Sin embargo, a un año y cuarto de funcionamiento se aprecia que lo que comenzó a funcionar es otra cosa, otro plan de emergencia, es decir, un plan producto de su elaboración sobre la marcha, con mucho ensayo y error, en medio de aciertos y desaciertos, y con objetivos reformulados. Y esos objetivos reformulados implican varias cosas. La primera es que ya no se trata de un plan fulminante para erradicar de la indigencia a tan solo 80, 90 ó 100 mil personas, sino un plan para atacar los niveles de indigencia de unos y de alta pobreza pero no indigencia de otros, que en conjunto trepan cerca de los 300 mil. La segunda es que el combate no es exclusivamente por el logro estrictamente económico, sino a través de otro tipo de ganancia o enriquecimiento de los individuos.

Y aquí vienen cosas muy interesantes. La primera es el combate a la indocumentación. Uruguay dejó crecer sin darse cuenta un sector, pequeño pero relevante, de personas sin existencia civil, o con capitas diminutio: unos por siquiera estar inscriptos en el registro de nacimientos; otros porque luego de haberse registrado su llegada al mundo, allí quedaron, y jamás tuvieron una cédula de identidad.
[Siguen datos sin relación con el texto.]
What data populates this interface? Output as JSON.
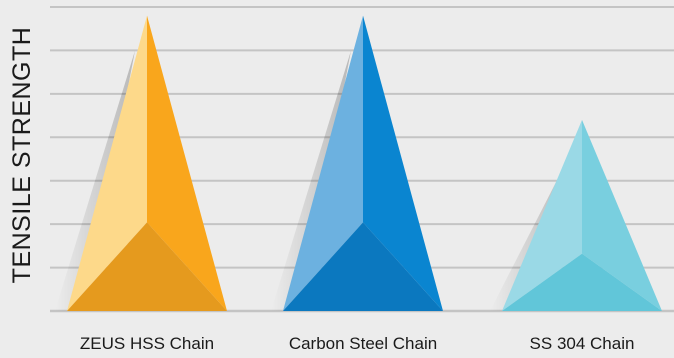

Esa falta de cédula de identidad los llevó a una situación jurídicamente absurda: carecer de atención de salud en un país que la definición de Salud Pública es el derecho universal a esas prestaciones: todo individuo tiene derecho a asistirse en los hospitales y policlínicas estatales, y a hacerlo gratuitamente si está por debajo de determinada línea económica; resulta que esa universalidad quedaba cortada por la indocumentación. La documentación otorga al individuo dignidad, pero además derechos a la salud, la asignación familiar y otras prestaciones. Este sin duda ha sido un primer logro de este plan que comenzó casi como un buque hundiéndose.

Luego viene la incursión en las áreas de salud y educación, y con ello han llegado dos líneas de alta discusión. En esencia supone que Uruguay no tiene capacidad, o no tiene profesionales adecuados, o los mismos no están dispuestos a brindar los servicios con criterio social en algún área de la salud (como la oftalmología) y en una parte de la educación, como la alfabetización de la población real o técnicamente analfabeta. Esa es una primera discusión, si ese punto de partida del gobierno es compartido o no por el grueso de la población y de los actores de la salud y la educación. Una segunda discusión es si efectivamente Cuba tiene niveles superiores como para ayudar al Uruguay, y si Uruguay ha decaído tanto como para necesitar ayuda médica y pedagógica de un país tradicionalmente más atrasado que éste en ambas áreas. Estas son dos discusiones abiertas que todavía no se han dado.